Addressing the Community Trauma of Inequity Holistically: The Head and The Heart Behind Structural Interventions
58 Pages Posted: 12 Mar 2021
Date Written: January 6, 2021
Childhood trauma — or toxic stress — presents potential lifelong consequences on health and well-being and on family and neighborhood stability. The consequences of childhood trauma are grave, but recent research highlights the value of early intervention in addressing childhood trauma. As a result, calls for trauma-informed practices and programs have grown. Moving beyond individualized approaches, research increasingly looks to address a community’s ability to prevent or mitigate trauma. But more broadly, what if the community itself is a victim of trauma? How do communities dealing with the chronic stresses of intergenerational poverty, discrimination, and violence heal? Are there interventions that might help?
This Article explores this systemic “community trauma,” using cities as examples to illustrate the complex issues involved and the potential trauma-informed, comprehensive interventions available. Specifically, this Article focuses on structural reforms that address the root causes of trauma. I will discuss the effect of trauma on the following systems: health, education, housing, criminal justice, wealth, and employment. These systems are strong candidates for intervention. I then propose next steps to address community trauma across systems.
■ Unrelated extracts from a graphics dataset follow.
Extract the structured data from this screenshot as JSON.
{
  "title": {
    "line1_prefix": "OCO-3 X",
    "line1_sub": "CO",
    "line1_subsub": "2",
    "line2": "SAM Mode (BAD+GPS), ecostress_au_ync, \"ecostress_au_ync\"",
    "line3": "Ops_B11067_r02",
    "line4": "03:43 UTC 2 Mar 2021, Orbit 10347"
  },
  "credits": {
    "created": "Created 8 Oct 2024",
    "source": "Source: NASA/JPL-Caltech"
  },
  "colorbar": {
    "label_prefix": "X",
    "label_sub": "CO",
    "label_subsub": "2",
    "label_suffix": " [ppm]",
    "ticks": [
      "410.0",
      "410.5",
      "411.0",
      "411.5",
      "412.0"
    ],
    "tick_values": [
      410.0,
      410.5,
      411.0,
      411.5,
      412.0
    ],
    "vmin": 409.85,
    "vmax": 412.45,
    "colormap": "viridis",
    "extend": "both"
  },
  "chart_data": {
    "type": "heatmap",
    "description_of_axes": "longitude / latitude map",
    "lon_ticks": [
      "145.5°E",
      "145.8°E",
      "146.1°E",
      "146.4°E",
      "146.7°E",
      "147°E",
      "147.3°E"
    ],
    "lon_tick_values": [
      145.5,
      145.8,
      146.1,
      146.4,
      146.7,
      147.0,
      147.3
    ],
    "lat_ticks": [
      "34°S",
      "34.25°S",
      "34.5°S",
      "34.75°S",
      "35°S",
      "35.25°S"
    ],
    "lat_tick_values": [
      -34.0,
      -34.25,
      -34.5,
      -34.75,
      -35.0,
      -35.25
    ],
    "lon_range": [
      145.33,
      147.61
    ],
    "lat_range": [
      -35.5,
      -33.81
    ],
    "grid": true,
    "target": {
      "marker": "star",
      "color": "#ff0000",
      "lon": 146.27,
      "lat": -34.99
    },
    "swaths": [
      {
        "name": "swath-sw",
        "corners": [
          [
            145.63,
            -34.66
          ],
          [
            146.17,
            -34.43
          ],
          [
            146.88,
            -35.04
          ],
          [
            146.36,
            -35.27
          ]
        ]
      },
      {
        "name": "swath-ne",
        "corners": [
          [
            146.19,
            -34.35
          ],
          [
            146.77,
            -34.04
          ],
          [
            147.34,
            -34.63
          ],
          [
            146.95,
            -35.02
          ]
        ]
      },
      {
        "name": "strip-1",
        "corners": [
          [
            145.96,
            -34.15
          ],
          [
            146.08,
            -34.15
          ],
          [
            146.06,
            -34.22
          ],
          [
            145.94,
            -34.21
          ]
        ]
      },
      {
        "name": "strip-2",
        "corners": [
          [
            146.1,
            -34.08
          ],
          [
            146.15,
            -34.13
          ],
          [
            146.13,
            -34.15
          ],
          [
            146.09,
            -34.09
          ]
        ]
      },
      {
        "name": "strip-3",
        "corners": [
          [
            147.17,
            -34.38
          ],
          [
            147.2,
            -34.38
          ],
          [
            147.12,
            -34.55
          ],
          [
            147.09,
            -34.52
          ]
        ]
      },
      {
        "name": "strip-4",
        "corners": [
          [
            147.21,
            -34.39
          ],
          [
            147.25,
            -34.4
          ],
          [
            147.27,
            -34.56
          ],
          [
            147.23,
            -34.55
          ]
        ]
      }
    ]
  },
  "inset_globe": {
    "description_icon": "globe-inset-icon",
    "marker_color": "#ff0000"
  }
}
But while this Article discusses discrete policy issues, it ultimately argues that community trauma requires broad solutions. These solutions are grounded in social policies. I call this side the “head” of treating community trauma.
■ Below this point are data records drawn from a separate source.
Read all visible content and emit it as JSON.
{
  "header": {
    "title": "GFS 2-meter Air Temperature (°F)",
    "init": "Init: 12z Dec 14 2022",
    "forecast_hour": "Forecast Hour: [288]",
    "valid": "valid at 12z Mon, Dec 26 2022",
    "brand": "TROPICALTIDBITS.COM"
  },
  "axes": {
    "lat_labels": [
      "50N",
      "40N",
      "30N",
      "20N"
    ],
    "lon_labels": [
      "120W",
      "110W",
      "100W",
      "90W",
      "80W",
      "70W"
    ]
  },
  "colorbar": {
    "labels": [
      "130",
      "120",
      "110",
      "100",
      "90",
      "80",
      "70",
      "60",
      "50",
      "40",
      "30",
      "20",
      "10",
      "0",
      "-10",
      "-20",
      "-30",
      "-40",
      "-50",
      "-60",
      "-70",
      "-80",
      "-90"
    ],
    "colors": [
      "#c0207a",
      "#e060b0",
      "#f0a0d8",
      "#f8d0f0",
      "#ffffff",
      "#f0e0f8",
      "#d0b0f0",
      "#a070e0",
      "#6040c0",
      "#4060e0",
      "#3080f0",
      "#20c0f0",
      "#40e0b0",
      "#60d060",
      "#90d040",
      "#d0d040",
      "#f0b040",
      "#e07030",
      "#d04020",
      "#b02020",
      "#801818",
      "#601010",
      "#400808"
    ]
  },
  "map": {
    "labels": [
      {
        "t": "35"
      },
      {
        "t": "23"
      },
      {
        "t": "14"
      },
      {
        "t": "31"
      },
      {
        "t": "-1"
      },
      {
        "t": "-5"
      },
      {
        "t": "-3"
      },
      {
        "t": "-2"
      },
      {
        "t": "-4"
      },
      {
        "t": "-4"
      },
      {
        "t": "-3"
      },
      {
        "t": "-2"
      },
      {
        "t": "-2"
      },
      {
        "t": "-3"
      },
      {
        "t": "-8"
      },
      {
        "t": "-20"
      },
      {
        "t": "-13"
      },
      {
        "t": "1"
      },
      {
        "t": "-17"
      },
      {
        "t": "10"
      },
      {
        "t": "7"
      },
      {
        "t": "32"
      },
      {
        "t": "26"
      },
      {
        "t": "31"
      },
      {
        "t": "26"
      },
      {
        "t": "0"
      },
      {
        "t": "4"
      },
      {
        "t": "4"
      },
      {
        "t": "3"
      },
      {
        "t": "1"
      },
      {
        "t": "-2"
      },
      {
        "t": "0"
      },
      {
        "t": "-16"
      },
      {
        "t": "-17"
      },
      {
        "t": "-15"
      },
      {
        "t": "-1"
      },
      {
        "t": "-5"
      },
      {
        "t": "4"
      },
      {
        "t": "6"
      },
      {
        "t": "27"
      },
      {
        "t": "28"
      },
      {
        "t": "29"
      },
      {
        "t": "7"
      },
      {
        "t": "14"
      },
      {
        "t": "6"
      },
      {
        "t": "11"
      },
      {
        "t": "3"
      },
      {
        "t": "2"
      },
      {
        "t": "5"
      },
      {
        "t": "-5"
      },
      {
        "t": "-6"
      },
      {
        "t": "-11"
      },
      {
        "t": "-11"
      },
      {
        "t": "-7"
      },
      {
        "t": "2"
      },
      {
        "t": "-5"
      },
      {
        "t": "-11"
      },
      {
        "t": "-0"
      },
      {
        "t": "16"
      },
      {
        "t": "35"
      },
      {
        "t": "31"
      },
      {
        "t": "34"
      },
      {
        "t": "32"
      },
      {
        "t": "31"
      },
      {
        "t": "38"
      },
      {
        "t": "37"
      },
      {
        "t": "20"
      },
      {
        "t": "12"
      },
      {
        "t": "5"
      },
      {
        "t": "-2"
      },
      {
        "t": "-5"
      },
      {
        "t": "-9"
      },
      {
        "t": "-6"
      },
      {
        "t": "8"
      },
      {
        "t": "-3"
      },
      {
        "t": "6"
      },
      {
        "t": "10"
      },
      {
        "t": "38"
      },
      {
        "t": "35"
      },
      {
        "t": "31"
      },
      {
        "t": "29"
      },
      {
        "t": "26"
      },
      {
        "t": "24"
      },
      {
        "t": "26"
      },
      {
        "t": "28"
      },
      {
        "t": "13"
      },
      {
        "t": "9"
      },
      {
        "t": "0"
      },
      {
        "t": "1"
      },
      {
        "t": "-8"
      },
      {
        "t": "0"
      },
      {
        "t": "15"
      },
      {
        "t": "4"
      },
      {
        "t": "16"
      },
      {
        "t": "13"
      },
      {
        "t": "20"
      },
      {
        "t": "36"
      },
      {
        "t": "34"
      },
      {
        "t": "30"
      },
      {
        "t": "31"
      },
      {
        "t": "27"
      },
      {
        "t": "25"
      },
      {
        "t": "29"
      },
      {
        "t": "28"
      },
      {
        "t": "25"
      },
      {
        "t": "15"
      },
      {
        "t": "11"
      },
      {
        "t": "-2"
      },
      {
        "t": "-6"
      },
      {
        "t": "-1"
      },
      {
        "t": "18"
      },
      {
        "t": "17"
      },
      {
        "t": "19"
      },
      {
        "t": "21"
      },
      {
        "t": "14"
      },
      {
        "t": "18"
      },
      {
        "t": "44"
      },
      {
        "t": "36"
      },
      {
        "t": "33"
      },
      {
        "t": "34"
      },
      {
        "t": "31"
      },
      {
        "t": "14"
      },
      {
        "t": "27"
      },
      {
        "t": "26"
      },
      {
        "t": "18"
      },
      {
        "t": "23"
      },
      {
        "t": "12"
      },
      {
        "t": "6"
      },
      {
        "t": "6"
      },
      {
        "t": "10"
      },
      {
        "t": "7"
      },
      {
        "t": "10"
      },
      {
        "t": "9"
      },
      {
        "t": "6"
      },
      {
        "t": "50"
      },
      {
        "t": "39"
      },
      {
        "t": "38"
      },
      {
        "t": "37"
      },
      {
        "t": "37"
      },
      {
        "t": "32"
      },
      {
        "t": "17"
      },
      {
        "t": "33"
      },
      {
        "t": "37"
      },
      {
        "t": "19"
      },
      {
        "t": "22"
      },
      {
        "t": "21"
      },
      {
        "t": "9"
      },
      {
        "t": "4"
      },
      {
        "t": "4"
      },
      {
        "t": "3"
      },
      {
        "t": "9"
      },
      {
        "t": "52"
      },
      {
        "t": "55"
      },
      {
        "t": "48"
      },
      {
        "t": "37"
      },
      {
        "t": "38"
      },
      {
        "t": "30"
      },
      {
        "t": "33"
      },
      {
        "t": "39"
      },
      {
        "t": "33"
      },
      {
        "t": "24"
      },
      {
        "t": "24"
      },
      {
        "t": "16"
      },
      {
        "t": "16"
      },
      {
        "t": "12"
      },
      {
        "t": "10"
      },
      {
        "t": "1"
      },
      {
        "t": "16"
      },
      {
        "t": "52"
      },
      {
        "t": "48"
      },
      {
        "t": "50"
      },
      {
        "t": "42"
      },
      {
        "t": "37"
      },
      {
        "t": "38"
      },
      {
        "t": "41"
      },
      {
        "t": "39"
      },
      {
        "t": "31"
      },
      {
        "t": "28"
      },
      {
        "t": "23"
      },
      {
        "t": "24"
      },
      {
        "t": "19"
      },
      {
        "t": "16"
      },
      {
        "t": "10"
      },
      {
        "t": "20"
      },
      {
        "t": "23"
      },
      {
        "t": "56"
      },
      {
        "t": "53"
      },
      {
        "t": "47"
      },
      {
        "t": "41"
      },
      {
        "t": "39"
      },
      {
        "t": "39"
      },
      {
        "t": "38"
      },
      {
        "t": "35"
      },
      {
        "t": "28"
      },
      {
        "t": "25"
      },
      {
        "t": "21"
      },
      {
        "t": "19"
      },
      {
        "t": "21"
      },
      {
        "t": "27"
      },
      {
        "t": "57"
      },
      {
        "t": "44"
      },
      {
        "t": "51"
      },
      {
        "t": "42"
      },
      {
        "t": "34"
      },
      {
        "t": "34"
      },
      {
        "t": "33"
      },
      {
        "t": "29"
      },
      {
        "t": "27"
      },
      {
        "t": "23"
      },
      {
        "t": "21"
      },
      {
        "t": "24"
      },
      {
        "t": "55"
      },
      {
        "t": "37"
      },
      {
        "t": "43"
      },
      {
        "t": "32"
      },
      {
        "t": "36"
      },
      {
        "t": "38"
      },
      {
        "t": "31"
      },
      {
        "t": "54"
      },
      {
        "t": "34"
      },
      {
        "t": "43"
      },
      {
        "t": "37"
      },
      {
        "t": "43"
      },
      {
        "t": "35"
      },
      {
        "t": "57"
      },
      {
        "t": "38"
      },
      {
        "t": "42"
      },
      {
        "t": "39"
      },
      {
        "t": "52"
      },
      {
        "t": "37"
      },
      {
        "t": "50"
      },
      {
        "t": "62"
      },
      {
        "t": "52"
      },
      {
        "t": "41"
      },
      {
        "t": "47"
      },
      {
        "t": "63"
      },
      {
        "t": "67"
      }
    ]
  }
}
Beyond this, however, achieving holistic justice via unified action requires community unity, a recognition of the value and dignity in the whole that is greater than self. I call this side the “heart” of treating community trauma. This Article calls for a re-envisioned way of effective structural policy reform, one driven by greater appreciation of the need for civic engagement and community building versus sole reliance on appeals to an idealized, “rational” policy solution. Drawing on literature from across fields (e.g., public health, political philosophy, behavioral economics), this Article seeks to build the case for a transdisciplinary, iterative, and fundamentally interpersonal approach to address complex, intersectoral, inequity-driving, and inequity-maintaining problems for healthier community development. Thus, in addition to the substantive goals, this Article also explores capacity-building approaches to community development to rethink how to remedy systemic inequity, the “trauma” that haunts many of our communities. In sum it takes the “head” and the “heart”—the whole community.